Advanced: Loadable Module

Use whisper.cpp as a separate library (update without recompiling sniffer):

# Build libraries
cd /path/to/whisper.cpp
make libwhisper.so -j
make libwhisper.a -j

# Optional: Install system-wide
ln -s $(pwd)/whisper.h /usr/local/include/whisper.h
ln -s $(pwd)/libwhisper.so /usr/local/lib64/libwhisper.so

Configure in voipmonitor.conf:

whisper_native_lib = /path/to/whisper.cpp/libwhisper.so

Troubleshooting

Model Download Fails

Test connectivity:

curl -I https://download.voipmonitor.org/whisper/ggml-base.bin

If blocked:

  • Check firewall: iptables -L -v -n, ufw status
  • Check proxy: Set HTTP_PROXY / HTTPS_PROXY environment variables
  • Check DNS: nslookup download.voipmonitor.org

Workaround: Download manually on another machine and copy via SCP.

Testing from CLI

/var/www/html/bin/vm --audio-transcribe='/tmp/audio.wav {}' \
  --json_config='[{"whisper_native":"yes"},{"whisper_model":"/path/to/ggml-small.bin"}]' \
  -v1,whisper

AI Summary for RAG

Summary: VoIPmonitor integrates Whisper ASR for call transcription via two modes: on-demand (GUI button) and automatic (sniffer background processing). Two engines available: whisper.cpp (C++, recommended, fast, CUDA support) and OpenAI Whisper (Python, easier install). Quick start: download pre-built model from https://download.voipmonitor.org/whisper/ggml-base.bin to /var/www/html/bin/, set ownership to www-data. Sniffer config: enable audio_transcribe=yes and whisper_native=yes with absolute path to model in whisper_model. Key parameters: audio_transcribe_connect_duration_min (min call length), whisper_threads (CPU threads), whisper_language (auto/code/by_number). CUDA acceleration available for whisper.cpp (30x speedup).

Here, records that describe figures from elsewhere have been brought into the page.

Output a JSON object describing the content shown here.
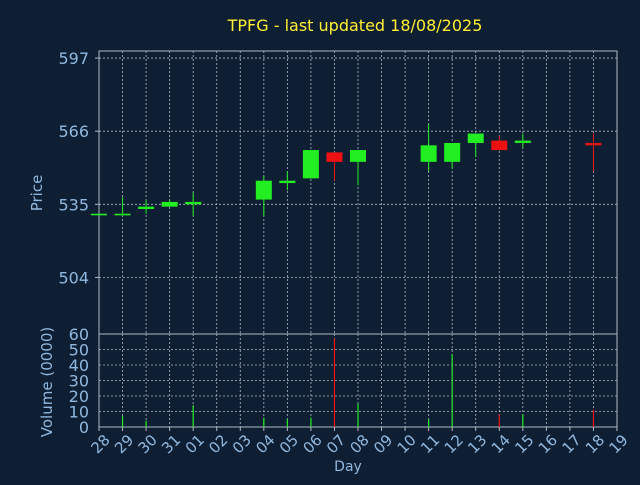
{
  "chart_data": [
    {
      "type": "candlestick",
      "title": "TPFG - last updated 18/08/2025",
      "ylabel": "Price",
      "ylim": [
        480,
        600
      ],
      "yticks": [
        504,
        535,
        566,
        597
      ],
      "grid": true,
      "days": [
        "28",
        "29",
        "30",
        "31",
        "01",
        "02",
        "03",
        "04",
        "05",
        "06",
        "07",
        "08",
        "09",
        "10",
        "11",
        "12",
        "13",
        "14",
        "15",
        "16",
        "17",
        "18",
        "19"
      ],
      "candles": [
        {
          "day": "28",
          "open": 531,
          "close": 531,
          "high": 531,
          "low": 531,
          "color": "#22ee22"
        },
        {
          "day": "29",
          "open": 531,
          "close": 531,
          "high": 538,
          "low": 530,
          "color": "#22ee22"
        },
        {
          "day": "30",
          "open": 533,
          "close": 534,
          "high": 537,
          "low": 531,
          "color": "#22ee22"
        },
        {
          "day": "31",
          "open": 534,
          "close": 536,
          "high": 537,
          "low": 534,
          "color": "#22ee22"
        },
        {
          "day": "01",
          "open": 535,
          "close": 536,
          "high": 540,
          "low": 530,
          "color": "#22ee22"
        },
        {
          "day": "04",
          "open": 537,
          "close": 545,
          "high": 547,
          "low": 530,
          "color": "#22ee22"
        },
        {
          "day": "05",
          "open": 544,
          "close": 545,
          "high": 549,
          "low": 541,
          "color": "#22ee22"
        },
        {
          "day": "06",
          "open": 546,
          "close": 558,
          "high": 558,
          "low": 546,
          "color": "#22ee22"
        },
        {
          "day": "07",
          "open": 557,
          "close": 553,
          "high": 557,
          "low": 545,
          "color": "#ee1111"
        },
        {
          "day": "08",
          "open": 553,
          "close": 558,
          "high": 558,
          "low": 543,
          "color": "#22ee22"
        },
        {
          "day": "11",
          "open": 553,
          "close": 560,
          "high": 569,
          "low": 549,
          "color": "#22ee22"
        },
        {
          "day": "12",
          "open": 553,
          "close": 561,
          "high": 561,
          "low": 550,
          "color": "#22ee22"
        },
        {
          "day": "13",
          "open": 561,
          "close": 565,
          "high": 565,
          "low": 555,
          "color": "#22ee22"
        },
        {
          "day": "14",
          "open": 562,
          "close": 558,
          "high": 564,
          "low": 558,
          "color": "#ee1111"
        },
        {
          "day": "15",
          "open": 561,
          "close": 562,
          "high": 565,
          "low": 559,
          "color": "#22ee22"
        },
        {
          "day": "18",
          "open": 561,
          "close": 560,
          "high": 565,
          "low": 549,
          "color": "#ee1111"
        }
      ]
    },
    {
      "type": "bar",
      "ylabel": "Volume (0000)",
      "xlabel": "Day",
      "ylim": [
        0,
        60
      ],
      "yticks": [
        0,
        10,
        20,
        30,
        40,
        50,
        60
      ],
      "grid": true,
      "categories": [
        "29",
        "30",
        "01",
        "04",
        "05",
        "06",
        "07",
        "08",
        "11",
        "12",
        "14",
        "15",
        "18"
      ],
      "values": [
        7,
        4,
        14,
        6,
        5,
        6,
        57,
        15,
        5,
        47,
        8,
        8,
        11
      ],
      "colors": [
        "#22ee22",
        "#22ee22",
        "#22ee22",
        "#22ee22",
        "#22ee22",
        "#22ee22",
        "#ee1111",
        "#22ee22",
        "#22ee22",
        "#22ee22",
        "#ee1111",
        "#22ee22",
        "#ee1111"
      ]
    }
  ],
  "colors": {
    "background": "#0f1f33",
    "title": "#ffee33",
    "axis_text": "#8fb8e0",
    "grid": "#b0b8c0",
    "up": "#22ee22",
    "down": "#ee1111"
  }
}
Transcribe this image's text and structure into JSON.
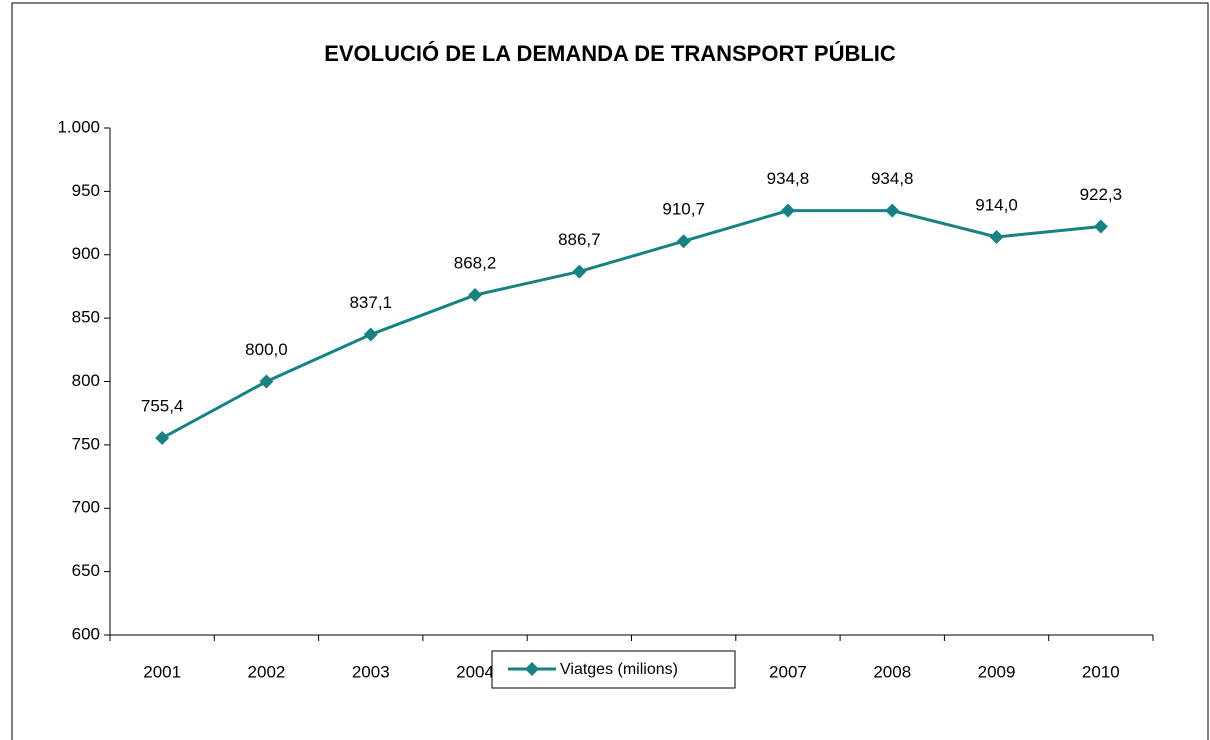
{
  "chart_data": {
    "type": "line",
    "title": "EVOLUCIÓ DE LA DEMANDA DE TRANSPORT PÚBLIC",
    "categories": [
      "2001",
      "2002",
      "2003",
      "2004",
      "2005",
      "2006",
      "2007",
      "2008",
      "2009",
      "2010"
    ],
    "series": [
      {
        "name": "Viatges (milions)",
        "color": "#178282",
        "values": [
          755.4,
          800.0,
          837.1,
          868.2,
          886.7,
          910.7,
          934.8,
          934.8,
          914.0,
          922.3
        ],
        "value_labels": [
          "755,4",
          "800,0",
          "837,1",
          "868,2",
          "886,7",
          "910,7",
          "934,8",
          "934,8",
          "914,0",
          "922,3"
        ]
      }
    ],
    "ylim": [
      600,
      1000
    ],
    "yticks": [
      600,
      650,
      700,
      750,
      800,
      850,
      900,
      950,
      {
        "value": 1000,
        "label": "1.000"
      }
    ]
  }
}
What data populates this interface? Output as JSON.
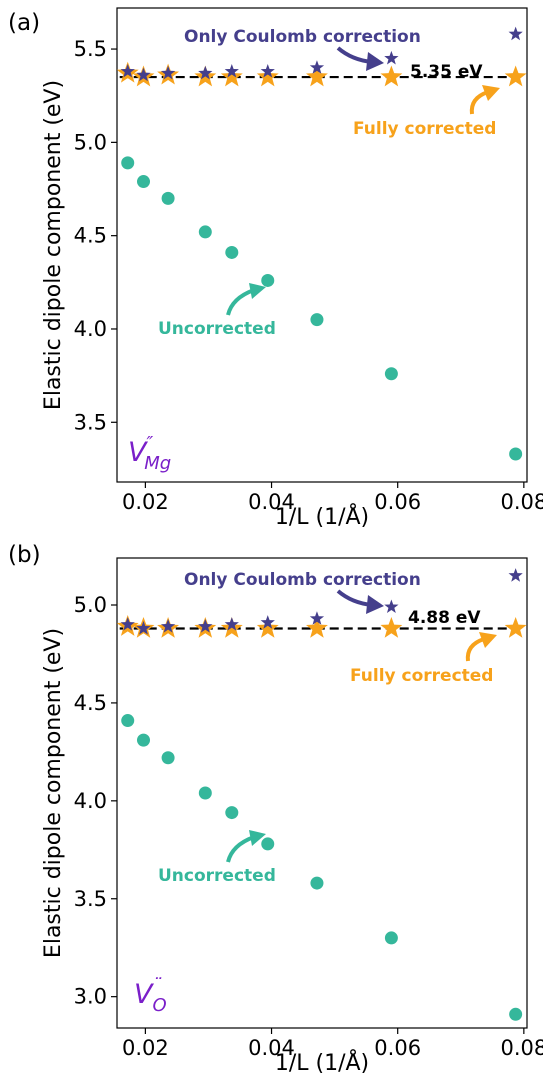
{
  "chart_data": [
    {
      "type": "scatter",
      "panel_label": "(a)",
      "xlabel": "1/L (1/Å)",
      "ylabel": "Elastic dipole component (eV)",
      "xlim": [
        0.0155,
        0.0805
      ],
      "ylim": [
        3.18,
        5.72
      ],
      "xticks": [
        0.02,
        0.04,
        0.06,
        0.08
      ],
      "xtick_labels": [
        "0.02",
        "0.04",
        "0.06",
        "0.08"
      ],
      "yticks": [
        3.5,
        4.0,
        4.5,
        5.0,
        5.5
      ],
      "ytick_labels": [
        "3.5",
        "4.0",
        "4.5",
        "5.0",
        "5.5"
      ],
      "reference_value": 5.35,
      "reference_label": "5.35 eV",
      "defect_symbol": "V",
      "defect_superscript": "″",
      "defect_subscript": "Mg",
      "series": [
        {
          "name": "Uncorrected",
          "marker": "circle",
          "color": "#35b79b",
          "x": [
            0.0172,
            0.0197,
            0.0236,
            0.0295,
            0.0337,
            0.0394,
            0.0472,
            0.059,
            0.0787
          ],
          "y": [
            4.89,
            4.79,
            4.7,
            4.52,
            4.41,
            4.26,
            4.05,
            3.76,
            3.33
          ]
        },
        {
          "name": "Only Coulomb correction",
          "marker": "star-small",
          "color": "#453f8c",
          "x": [
            0.0172,
            0.0197,
            0.0236,
            0.0295,
            0.0337,
            0.0394,
            0.0472,
            0.059,
            0.0787
          ],
          "y": [
            5.38,
            5.36,
            5.37,
            5.37,
            5.38,
            5.38,
            5.4,
            5.45,
            5.58
          ]
        },
        {
          "name": "Fully corrected",
          "marker": "star-large",
          "color": "#f7a21b",
          "x": [
            0.0172,
            0.0197,
            0.0236,
            0.0295,
            0.0337,
            0.0394,
            0.0472,
            0.059,
            0.0787
          ],
          "y": [
            5.37,
            5.35,
            5.36,
            5.35,
            5.35,
            5.35,
            5.35,
            5.35,
            5.35
          ]
        }
      ]
    },
    {
      "type": "scatter",
      "panel_label": "(b)",
      "xlabel": "1/L (1/Å)",
      "ylabel": "Elastic dipole component (eV)",
      "xlim": [
        0.0155,
        0.0805
      ],
      "ylim": [
        2.84,
        5.24
      ],
      "xticks": [
        0.02,
        0.04,
        0.06,
        0.08
      ],
      "xtick_labels": [
        "0.02",
        "0.04",
        "0.06",
        "0.08"
      ],
      "yticks": [
        3.0,
        3.5,
        4.0,
        4.5,
        5.0
      ],
      "ytick_labels": [
        "3.0",
        "3.5",
        "4.0",
        "4.5",
        "5.0"
      ],
      "reference_value": 4.88,
      "reference_label": "4.88 eV",
      "defect_symbol": "V",
      "defect_superscript": "¨",
      "defect_subscript": "O",
      "series": [
        {
          "name": "Uncorrected",
          "marker": "circle",
          "color": "#35b79b",
          "x": [
            0.0172,
            0.0197,
            0.0236,
            0.0295,
            0.0337,
            0.0394,
            0.0472,
            0.059,
            0.0787
          ],
          "y": [
            4.41,
            4.31,
            4.22,
            4.04,
            3.94,
            3.78,
            3.58,
            3.3,
            2.91
          ]
        },
        {
          "name": "Only Coulomb correction",
          "marker": "star-small",
          "color": "#453f8c",
          "x": [
            0.0172,
            0.0197,
            0.0236,
            0.0295,
            0.0337,
            0.0394,
            0.0472,
            0.059,
            0.0787
          ],
          "y": [
            4.9,
            4.88,
            4.89,
            4.89,
            4.9,
            4.91,
            4.93,
            4.99,
            5.15
          ]
        },
        {
          "name": "Fully corrected",
          "marker": "star-large",
          "color": "#f7a21b",
          "x": [
            0.0172,
            0.0197,
            0.0236,
            0.0295,
            0.0337,
            0.0394,
            0.0472,
            0.059,
            0.0787
          ],
          "y": [
            4.89,
            4.88,
            4.88,
            4.88,
            4.88,
            4.88,
            4.88,
            4.88,
            4.88
          ]
        }
      ]
    }
  ],
  "colors": {
    "uncorrected": "#35b79b",
    "coulomb": "#453f8c",
    "fully": "#f7a21b",
    "defect_label": "#7a1fc9"
  }
}
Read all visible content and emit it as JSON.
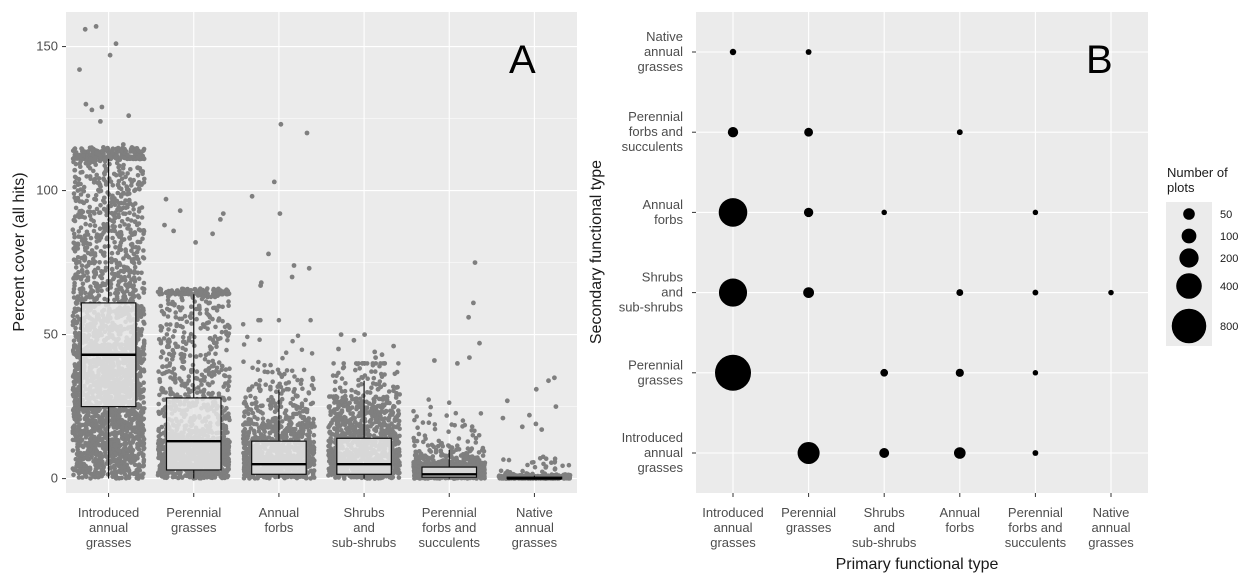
{
  "colors": {
    "panel_bg": "#ebebeb",
    "grid": "#ffffff",
    "jitter": "#7f7f7f",
    "box_fill": "#e6e6e6",
    "dot": "#000000"
  },
  "chart_data": [
    {
      "panel": "A",
      "type": "box",
      "ylabel": "Percent cover (all hits)",
      "xlabel": "",
      "ylim": [
        -5,
        162
      ],
      "yticks": [
        "0",
        "50",
        "100",
        "150"
      ],
      "categories": [
        [
          "Introduced",
          "annual",
          "grasses"
        ],
        [
          "Perennial",
          "grasses"
        ],
        [
          "Annual",
          "forbs"
        ],
        [
          "Shrubs",
          "and",
          "sub-shrubs"
        ],
        [
          "Perennial",
          "forbs and",
          "succulents"
        ],
        [
          "Native",
          "annual",
          "grasses"
        ]
      ],
      "boxes": [
        {
          "q1": 25,
          "median": 43,
          "q3": 61,
          "wlow": 0,
          "whigh": 111,
          "spread": 115,
          "n": 2600
        },
        {
          "q1": 3,
          "median": 13,
          "q3": 28,
          "wlow": 0,
          "whigh": 64,
          "spread": 66,
          "n": 1400
        },
        {
          "q1": 1.5,
          "median": 5,
          "q3": 13,
          "wlow": 0,
          "whigh": 31,
          "spread": 55,
          "n": 900
        },
        {
          "q1": 1.5,
          "median": 5,
          "q3": 14,
          "wlow": 0,
          "whigh": 34,
          "spread": 40,
          "n": 1000
        },
        {
          "q1": 0.5,
          "median": 1.5,
          "q3": 4,
          "wlow": 0,
          "whigh": 10,
          "spread": 30,
          "n": 700
        },
        {
          "q1": 0,
          "median": 0,
          "q3": 0.5,
          "wlow": 0,
          "whigh": 1,
          "spread": 12,
          "n": 350
        }
      ],
      "outliers": [
        [
          156,
          151,
          157,
          147,
          142,
          130,
          129,
          128,
          126,
          124,
          116,
          115
        ],
        [
          97,
          93,
          92,
          90,
          88,
          86,
          85,
          82
        ],
        [
          123,
          120,
          103,
          98,
          92,
          78,
          74,
          73,
          70,
          68,
          67
        ],
        [
          50,
          50,
          48,
          46,
          45,
          44,
          43,
          42
        ],
        [
          75,
          61,
          56,
          47,
          42,
          41,
          40
        ],
        [
          35,
          34,
          31,
          27,
          25,
          22,
          21,
          19,
          18,
          17
        ]
      ]
    },
    {
      "panel": "B",
      "type": "scatter",
      "xlabel": "Primary functional type",
      "ylabel": "Secondary functional type",
      "x_categories": [
        [
          "Introduced",
          "annual",
          "grasses"
        ],
        [
          "Perennial",
          "grasses"
        ],
        [
          "Shrubs",
          "and",
          "sub-shrubs"
        ],
        [
          "Annual",
          "forbs"
        ],
        [
          "Perennial",
          "forbs and",
          "succulents"
        ],
        [
          "Native",
          "annual",
          "grasses"
        ]
      ],
      "y_categories": [
        [
          "Introduced",
          "annual",
          "grasses"
        ],
        [
          "Perennial",
          "grasses"
        ],
        [
          "Shrubs",
          "and",
          "sub-shrubs"
        ],
        [
          "Annual",
          "forbs"
        ],
        [
          "Perennial",
          "forbs and",
          "succulents"
        ],
        [
          "Native",
          "annual",
          "grasses"
        ]
      ],
      "points": [
        {
          "x": 0,
          "y": 5,
          "n": 5
        },
        {
          "x": 1,
          "y": 5,
          "n": 3
        },
        {
          "x": 0,
          "y": 4,
          "n": 35
        },
        {
          "x": 1,
          "y": 4,
          "n": 20
        },
        {
          "x": 3,
          "y": 4,
          "n": 3
        },
        {
          "x": 0,
          "y": 3,
          "n": 520
        },
        {
          "x": 1,
          "y": 3,
          "n": 25
        },
        {
          "x": 2,
          "y": 3,
          "n": 2
        },
        {
          "x": 4,
          "y": 3,
          "n": 2
        },
        {
          "x": 0,
          "y": 2,
          "n": 500
        },
        {
          "x": 1,
          "y": 2,
          "n": 40
        },
        {
          "x": 3,
          "y": 2,
          "n": 7
        },
        {
          "x": 4,
          "y": 2,
          "n": 3
        },
        {
          "x": 5,
          "y": 2,
          "n": 2
        },
        {
          "x": 0,
          "y": 1,
          "n": 880
        },
        {
          "x": 2,
          "y": 1,
          "n": 12
        },
        {
          "x": 3,
          "y": 1,
          "n": 15
        },
        {
          "x": 4,
          "y": 1,
          "n": 2
        },
        {
          "x": 1,
          "y": 0,
          "n": 280
        },
        {
          "x": 2,
          "y": 0,
          "n": 30
        },
        {
          "x": 3,
          "y": 0,
          "n": 50
        },
        {
          "x": 4,
          "y": 0,
          "n": 3
        }
      ],
      "legend": {
        "title": [
          "Number of",
          "plots"
        ],
        "entries": [
          {
            "label": "50",
            "n": 50
          },
          {
            "label": "100",
            "n": 100
          },
          {
            "label": "200",
            "n": 200
          },
          {
            "label": "400",
            "n": 400
          },
          {
            "label": "800",
            "n": 800
          }
        ],
        "position": "right"
      }
    }
  ]
}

Keywords: whisper, transcription, asr, speech to text, openai, whisper.cpp, audio_transcribe, whisper_native, whisper_model, cuda, gpu, ggml-base.bin, libwhisper.so, automatic transcription, on-demand

Key Questions:

  • How do I enable call transcription in VoIPmonitor?
  • What is the quickest way to enable Whisper transcription?
  • How do I download the Whisper model for the GUI?
  • What is the difference between whisper.cpp and OpenAI Whisper?
  • How do I configure automatic transcription on the sniffer?
  • What parameters control Whisper transcription behavior?
  • How do I enable GPU acceleration for Whisper?
  • Why is the model download failing and how do I fix it?
  • How do I test Whisper transcription from the command line?